Let's pretend in our toy example that `NS_NewFoo()` is a factory method
that makes a new foo and returns it.
`DoSomethingWithFooAndReturnItToo()` is a method that munges the foo
before returning it to `main()`, the main program.

What this little tree is telling you is that you leak *one refcount*
overall on object `0x00253ab0`. But, more specifically, it shows you
that:

-   `NS_NewFoo()` "leaks" a refcount. This is probably "okay"
    because it's a factory method that creates an `AddRef()`-ed object.
-   `DoSomethingWithFooAndReturnItToo()` leaks *two* refcounts.
    Hmm...this probably isn't okay, especially because...
-   `main()` is back down to leaking *one* refcount.

So from this, we can deduce that `main()` is correctly releasing the
refcount that it got on the object returned from
`DoSomethingWithFooAndReturnItToo()`, so the leak *must* be somewhere in
that function.

So now say we go fix the leak in `DoSomethingWithFooAndReturnItToo()`,
re-run our trace, grovel through the log by hand to find the object that
corresponds to `0x00253ab0` in the new run, and run `make-tree.pl`. What
we'd hope to see is a tree that looks like:

    .root: bal=0
      main: bal=0
        DoSomethingWithFooAndReturnItToo: bal=1
          NS_NewFoo: bal=1

That is, `NS_NewFoo()` "leaks" a single reference count; this leak is
"inherited" by `DoSomethingWithFooAndReturnItToo()`; but is finally
balanced by a `Release()` in `main()`.

## Hints

Clearly, this is an iterative and analytical process. Here are some
tricks that make it easier.

**Check for leaks from smart pointers.** If the leak comes from a smart
pointer that is logged in the XPCOM_MEM_COMPTR_LOG, then
find-comptr-leakers.pl will find the exact stack for you, and you don't
have to look at trees.

**Ignore balanced trees**. The `make-tree.pl` script accepts an option
`--ignore-balanced`, which tells it *not* to bother printing out the
children of a node whose balance factor is zero. This can help remove
some of the clutter from an otherwise noisy tree.
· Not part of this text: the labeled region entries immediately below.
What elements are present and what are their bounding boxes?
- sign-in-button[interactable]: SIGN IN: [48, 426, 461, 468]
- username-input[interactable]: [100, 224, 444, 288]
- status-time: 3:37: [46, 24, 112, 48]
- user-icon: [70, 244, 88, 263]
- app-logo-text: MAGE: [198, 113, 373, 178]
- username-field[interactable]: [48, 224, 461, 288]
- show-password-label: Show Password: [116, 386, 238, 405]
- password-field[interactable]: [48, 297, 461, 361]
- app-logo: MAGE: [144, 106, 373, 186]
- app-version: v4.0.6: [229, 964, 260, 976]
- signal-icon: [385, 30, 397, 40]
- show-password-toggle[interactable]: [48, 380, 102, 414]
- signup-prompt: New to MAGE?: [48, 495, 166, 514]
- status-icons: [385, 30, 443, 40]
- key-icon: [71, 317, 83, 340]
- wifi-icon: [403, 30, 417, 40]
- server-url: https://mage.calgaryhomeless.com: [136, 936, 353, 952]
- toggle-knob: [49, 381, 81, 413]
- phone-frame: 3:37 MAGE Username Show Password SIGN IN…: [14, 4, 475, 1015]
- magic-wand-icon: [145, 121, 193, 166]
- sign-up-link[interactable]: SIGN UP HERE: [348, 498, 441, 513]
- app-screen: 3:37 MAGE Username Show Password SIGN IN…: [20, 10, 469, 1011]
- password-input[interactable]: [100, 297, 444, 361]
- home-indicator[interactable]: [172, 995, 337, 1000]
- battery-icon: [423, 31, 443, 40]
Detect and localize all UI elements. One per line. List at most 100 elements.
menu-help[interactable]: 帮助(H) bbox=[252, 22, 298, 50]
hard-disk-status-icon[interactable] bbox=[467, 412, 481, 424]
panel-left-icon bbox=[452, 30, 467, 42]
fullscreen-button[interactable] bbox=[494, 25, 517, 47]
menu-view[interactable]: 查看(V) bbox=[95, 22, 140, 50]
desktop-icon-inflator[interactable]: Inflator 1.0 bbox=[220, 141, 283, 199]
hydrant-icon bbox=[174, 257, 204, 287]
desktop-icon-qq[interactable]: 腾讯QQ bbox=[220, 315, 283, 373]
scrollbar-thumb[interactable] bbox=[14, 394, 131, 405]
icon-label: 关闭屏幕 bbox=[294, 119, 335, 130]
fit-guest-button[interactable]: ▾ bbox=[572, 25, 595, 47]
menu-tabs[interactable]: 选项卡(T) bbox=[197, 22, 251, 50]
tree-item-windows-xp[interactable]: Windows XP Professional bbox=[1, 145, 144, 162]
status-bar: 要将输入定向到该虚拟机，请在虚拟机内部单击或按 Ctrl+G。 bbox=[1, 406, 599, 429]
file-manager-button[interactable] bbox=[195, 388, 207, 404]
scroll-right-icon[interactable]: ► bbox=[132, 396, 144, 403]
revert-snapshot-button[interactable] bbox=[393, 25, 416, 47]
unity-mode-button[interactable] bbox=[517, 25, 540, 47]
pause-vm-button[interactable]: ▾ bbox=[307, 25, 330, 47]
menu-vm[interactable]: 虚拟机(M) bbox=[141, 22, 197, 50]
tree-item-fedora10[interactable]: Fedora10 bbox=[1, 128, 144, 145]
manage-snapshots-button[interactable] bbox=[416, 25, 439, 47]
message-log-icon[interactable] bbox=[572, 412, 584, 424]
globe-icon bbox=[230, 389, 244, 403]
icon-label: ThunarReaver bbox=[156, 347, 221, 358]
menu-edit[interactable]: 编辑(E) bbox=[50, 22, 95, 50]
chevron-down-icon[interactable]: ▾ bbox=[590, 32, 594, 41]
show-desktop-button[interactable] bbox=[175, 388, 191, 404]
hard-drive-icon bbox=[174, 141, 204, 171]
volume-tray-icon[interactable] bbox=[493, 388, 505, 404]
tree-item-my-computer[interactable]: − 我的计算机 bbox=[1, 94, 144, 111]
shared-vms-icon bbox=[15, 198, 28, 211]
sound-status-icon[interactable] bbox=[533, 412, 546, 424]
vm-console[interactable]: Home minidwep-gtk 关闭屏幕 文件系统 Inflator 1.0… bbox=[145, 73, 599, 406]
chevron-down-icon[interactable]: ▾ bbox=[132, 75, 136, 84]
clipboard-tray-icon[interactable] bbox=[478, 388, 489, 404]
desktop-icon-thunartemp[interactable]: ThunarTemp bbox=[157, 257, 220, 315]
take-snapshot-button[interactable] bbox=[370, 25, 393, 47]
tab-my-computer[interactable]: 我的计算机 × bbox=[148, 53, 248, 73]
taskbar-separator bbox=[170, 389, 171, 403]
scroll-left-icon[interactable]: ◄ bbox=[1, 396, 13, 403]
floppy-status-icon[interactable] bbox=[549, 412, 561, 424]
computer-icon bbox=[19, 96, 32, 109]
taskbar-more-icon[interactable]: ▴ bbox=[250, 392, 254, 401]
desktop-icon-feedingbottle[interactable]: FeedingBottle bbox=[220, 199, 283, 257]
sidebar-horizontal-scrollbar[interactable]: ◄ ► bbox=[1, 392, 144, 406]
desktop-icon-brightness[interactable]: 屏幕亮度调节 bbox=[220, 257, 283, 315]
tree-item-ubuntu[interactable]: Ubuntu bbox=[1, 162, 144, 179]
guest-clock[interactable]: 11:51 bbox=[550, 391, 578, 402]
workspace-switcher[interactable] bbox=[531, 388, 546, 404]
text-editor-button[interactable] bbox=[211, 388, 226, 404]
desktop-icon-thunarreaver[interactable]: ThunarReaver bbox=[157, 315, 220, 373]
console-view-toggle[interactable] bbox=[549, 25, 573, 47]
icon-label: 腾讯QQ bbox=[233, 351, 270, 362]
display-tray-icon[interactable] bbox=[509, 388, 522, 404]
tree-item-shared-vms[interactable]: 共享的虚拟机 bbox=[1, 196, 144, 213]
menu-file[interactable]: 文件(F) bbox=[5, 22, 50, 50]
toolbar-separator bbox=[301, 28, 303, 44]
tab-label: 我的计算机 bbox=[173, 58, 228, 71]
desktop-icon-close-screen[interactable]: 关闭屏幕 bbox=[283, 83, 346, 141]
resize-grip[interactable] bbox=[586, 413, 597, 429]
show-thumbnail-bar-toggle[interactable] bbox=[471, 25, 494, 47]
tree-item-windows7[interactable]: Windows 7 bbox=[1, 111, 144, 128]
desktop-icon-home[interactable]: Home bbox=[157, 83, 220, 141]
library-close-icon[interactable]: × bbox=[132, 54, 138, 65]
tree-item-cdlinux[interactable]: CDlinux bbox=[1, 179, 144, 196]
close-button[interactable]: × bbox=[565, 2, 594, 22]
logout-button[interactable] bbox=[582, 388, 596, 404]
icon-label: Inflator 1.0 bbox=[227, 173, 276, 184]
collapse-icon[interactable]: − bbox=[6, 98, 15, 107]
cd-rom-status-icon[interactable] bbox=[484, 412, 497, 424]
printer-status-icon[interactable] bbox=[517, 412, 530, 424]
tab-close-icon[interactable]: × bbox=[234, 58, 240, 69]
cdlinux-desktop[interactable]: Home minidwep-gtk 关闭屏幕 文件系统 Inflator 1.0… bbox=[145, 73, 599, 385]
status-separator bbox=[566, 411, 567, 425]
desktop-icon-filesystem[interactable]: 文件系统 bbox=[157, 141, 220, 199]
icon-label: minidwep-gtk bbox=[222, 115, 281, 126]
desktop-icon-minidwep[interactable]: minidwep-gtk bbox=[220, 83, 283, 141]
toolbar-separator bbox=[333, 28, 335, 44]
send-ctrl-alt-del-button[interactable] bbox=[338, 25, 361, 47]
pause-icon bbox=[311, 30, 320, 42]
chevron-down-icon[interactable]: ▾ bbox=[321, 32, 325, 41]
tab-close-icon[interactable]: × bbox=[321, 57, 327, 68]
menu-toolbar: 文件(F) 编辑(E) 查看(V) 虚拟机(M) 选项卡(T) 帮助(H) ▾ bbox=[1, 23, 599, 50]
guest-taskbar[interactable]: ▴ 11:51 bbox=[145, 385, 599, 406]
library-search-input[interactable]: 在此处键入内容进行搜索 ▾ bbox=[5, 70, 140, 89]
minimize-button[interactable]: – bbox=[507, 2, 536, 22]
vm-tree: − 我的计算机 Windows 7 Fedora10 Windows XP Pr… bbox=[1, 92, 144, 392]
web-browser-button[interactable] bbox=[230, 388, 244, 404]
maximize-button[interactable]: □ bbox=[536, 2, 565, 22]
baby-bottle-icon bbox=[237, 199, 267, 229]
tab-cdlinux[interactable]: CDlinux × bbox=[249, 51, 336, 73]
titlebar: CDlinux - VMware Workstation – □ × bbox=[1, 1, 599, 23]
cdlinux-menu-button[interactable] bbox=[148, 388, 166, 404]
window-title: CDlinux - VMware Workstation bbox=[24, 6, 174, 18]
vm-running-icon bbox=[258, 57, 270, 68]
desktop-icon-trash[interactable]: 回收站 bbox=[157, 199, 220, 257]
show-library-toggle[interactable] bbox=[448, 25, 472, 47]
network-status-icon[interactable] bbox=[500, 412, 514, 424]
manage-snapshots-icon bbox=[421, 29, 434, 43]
**Ignore matched releases from smart pointers.** If you've checked (see
above) that the leak wasn't from a smart pointer, you can ignore the
references that came from smart pointers (where we can use the pointer
identity of the smart pointer to match the AddRef and the Release). This
requires using an XPCOM_MEM_REFCNT_LOG and an XPCOM_MEM_COMPTR_LOG that
were collected at the same time. For more details, see the [old
documentation](http://www-archive.mozilla.org/performance/leak-tutorial.html)
(which should probably be incorporated here). This is best used with
`--ignore-balanced`

**Play Mah Jongg**. An unbalanced tree is not necessarily an evil thing.
More likely, it indicates that one `AddRef()` is cancelled by another
`Release()` somewhere else in the code. So the game is to try to match
them with one another.

**Exclude Functions.** To aid in this process, you can create an
"excludes file", that lists the name of functions that you want to
exclude from the tree building process (presumably because you've
matched them). `make-tree.pl` has an option `--exclude [file]`, where
`[file]` is a newline-separated list of function names that will be
*excluded* from consideration while building the tree. Specifically, any
call stack that contains that call site will not contribute to the
computation of balance factors in the tree.

## How to instrument your objects for refcount tracing and balancing

The process is the same as instrumenting them for BloatView because BloatView
and refcount tracing share underlying infrastructure.